Alle katten hebben een paar basisvaccins nodig om gezond te blijven en ernstige ziekten te voorkomen. De dokter legt uit waarom uw kat deze nodig heeft.
Of u nu een kitten of een volwassen kat heeft, uw dierenarts kan u helpen uit te vinden welke vaccins het beste zijn en hoe vaak uw kat een inenting moet krijgen. Dit hangt meestal af van hun leeftijd, algemene gezondheid en levensstijl. De dierenarts zal ook nadenken over hoe lang de vaccins moeten werken en hoe groot de kans is dat uw kat in contact komt met een bepaalde ziekte. Ook hebben veel lokale en staatsoverheden wetten over vaccins zoals hondsdolheid.
Wanneer vaccineren? Kittens moeten vaccinaties krijgen als ze 6 tot 8 weken oud zijn, tot ze ongeveer 16 weken oud zijn. Dan moeten ze een jaar later een booster krijgen. De inentingen komen in een serie om de 3 tot 4 weken. Volwassen katten hebben minder vaak inentingen nodig, meestal elk jaar of elke 3 jaar, afhankelijk van hoe lang een vaccin moet blijven zitten.

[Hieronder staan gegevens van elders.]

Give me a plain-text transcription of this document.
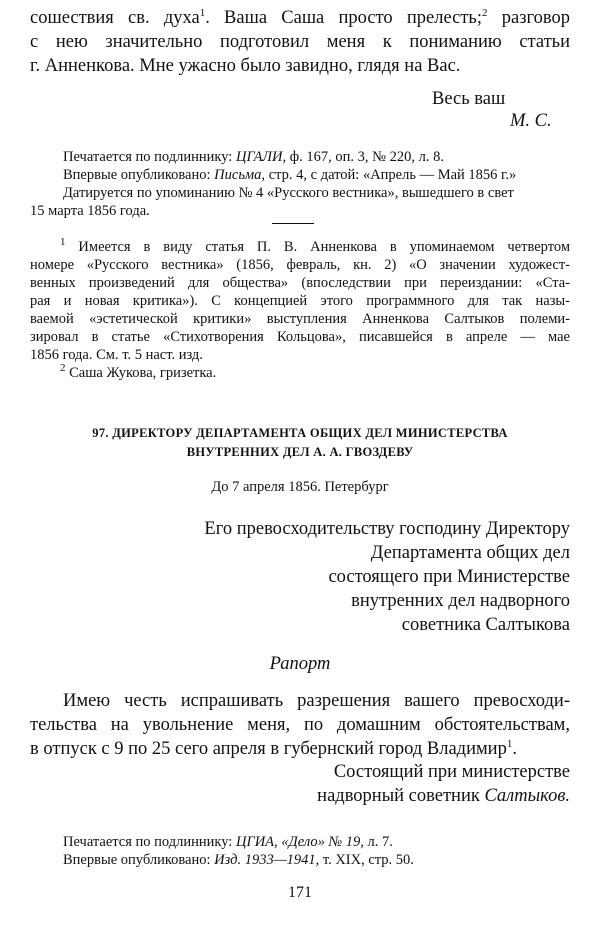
сошествия св. духа$^1$. Ваша Саша просто прелесть;$^2$ разговор
с нею значительно подготовил меня к пониманию статьи
г. Анненкова. Мне ужасно было завидно, глядя на Вас.
Весь ваш
М. С.
Печатается по подлиннику: ЦГАЛИ, ф. 167, оп. 3, № 220, л. 8.
Впервые опубликовано: Письма, стр. 4, с датой: «Апрель — Май 1856 г.»
Датируется по упоминанию № 4 «Русского вестника», вышедшего в свет
15 марта 1856 года.
$^1$ Имеется в виду статья П. В. Анненкова в упоминаемом четвертом
номере «Русского вестника» (1856, февраль, кн. 2) «О значении художест-
венных произведений для общества» (впоследствии при переиздании: «Ста-
рая и новая критика»). С концепцией этого программного для так назы-
ваемой «эстетической критики» выступления Анненкова Салтыков полеми-
зировал в статье «Стихотворения Кольцова», писавшейся в апреле — мае
1856 года. См. т. 5 наст. изд.
$^2$ Саша Жукова, гризетка.
97. ДИРЕКТОРУ ДЕПАРТАМЕНТА ОБЩИХ ДЕЛ МИНИСТЕРСТВА
ВНУТРЕННИХ ДЕЛ А. А. ГВОЗДЕВУ
До 7 апреля 1856. Петербург
Его превосходительству господину Директору
Департамента общих дел
состоящего при Министерстве
внутренних дел надворного
советника Салтыкова
Рапорт
Имею честь испрашивать разрешения вашего превосходи-
тельства на увольнение меня, по домашним обстоятельствам,
в отпуск с 9 по 25 сего апреля в губернский город Владимир$^1$.
Состоящий при министерстве
надворный советник Салтыков.
Печатается по подлиннику: ЦГИА, «Дело» № 19, л. 7.
Впервые опубликовано: Изд. 1933—1941, т. XIX, стр. 50.
171
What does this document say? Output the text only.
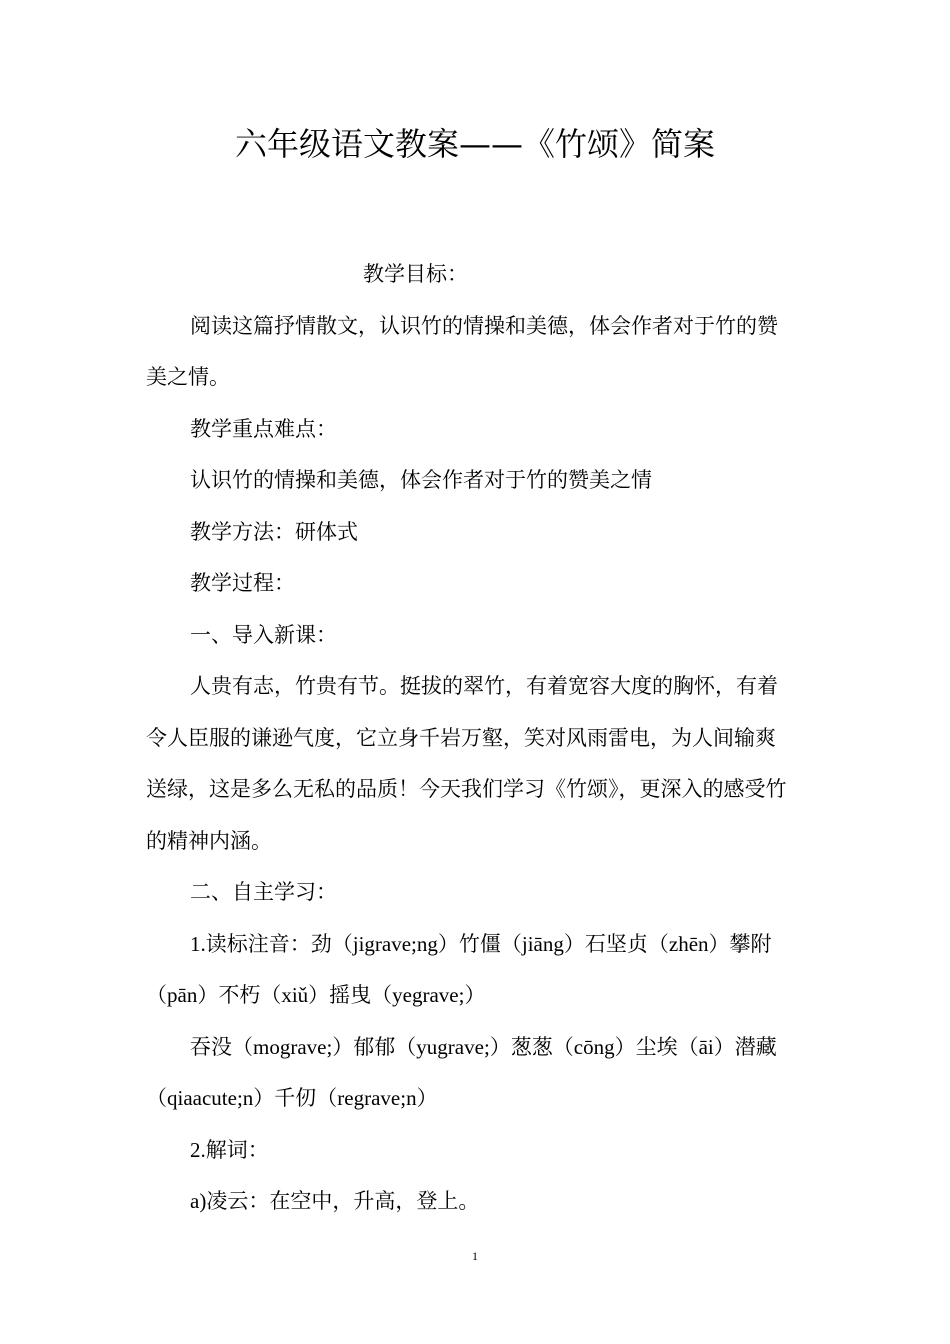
六年级语文教案——《竹颂》简案

教学目标：

阅读这篇抒情散文，认识竹的情操和美德，体会作者对于竹的赞美之情。

教学重点难点：

认识竹的情操和美德，体会作者对于竹的赞美之情

教学方法：研体式

教学过程：

一、导入新课：

人贵有志，竹贵有节。挺拔的翠竹，有着宽容大度的胸怀，有着令人臣服的谦逊气度，它立身千岩万壑，笑对风雨雷电，为人间输爽送绿，这是多么无私的品质！今天我们学习《竹颂》，更深入的感受竹的精神内涵。

二、自主学习：

1.读标注音：劲（jigrave;ng）竹僵（jiāng）石坚贞（zhēn）攀附（pān）不朽（xiǔ）摇曳（yegrave;）

吞没（mograve;）郁郁（yugrave;）葱葱（cōng）尘埃（āi）潜藏（qiaacute;n）千仞（regrave;n）

2.解词：

a)凌云：在空中，升高，登上。

1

Welke inentingen ze nodig hebben. Sommige vaccins worden aanbevolen voor alle katten. Ze beschermen tegen:
-
Hondsdolheid
-
Panleukopenia (ook bekend als katachtigeziekte)
-
Feline calicivirus
-
Feline virale rhinotracheitis
De vaccinaties tegen virale rhinotracheïtis, calicivirus en panleukopenie worden vaak gecombineerd toegediend (FVRCP) en worden ook wel de distemperinenting genoemd.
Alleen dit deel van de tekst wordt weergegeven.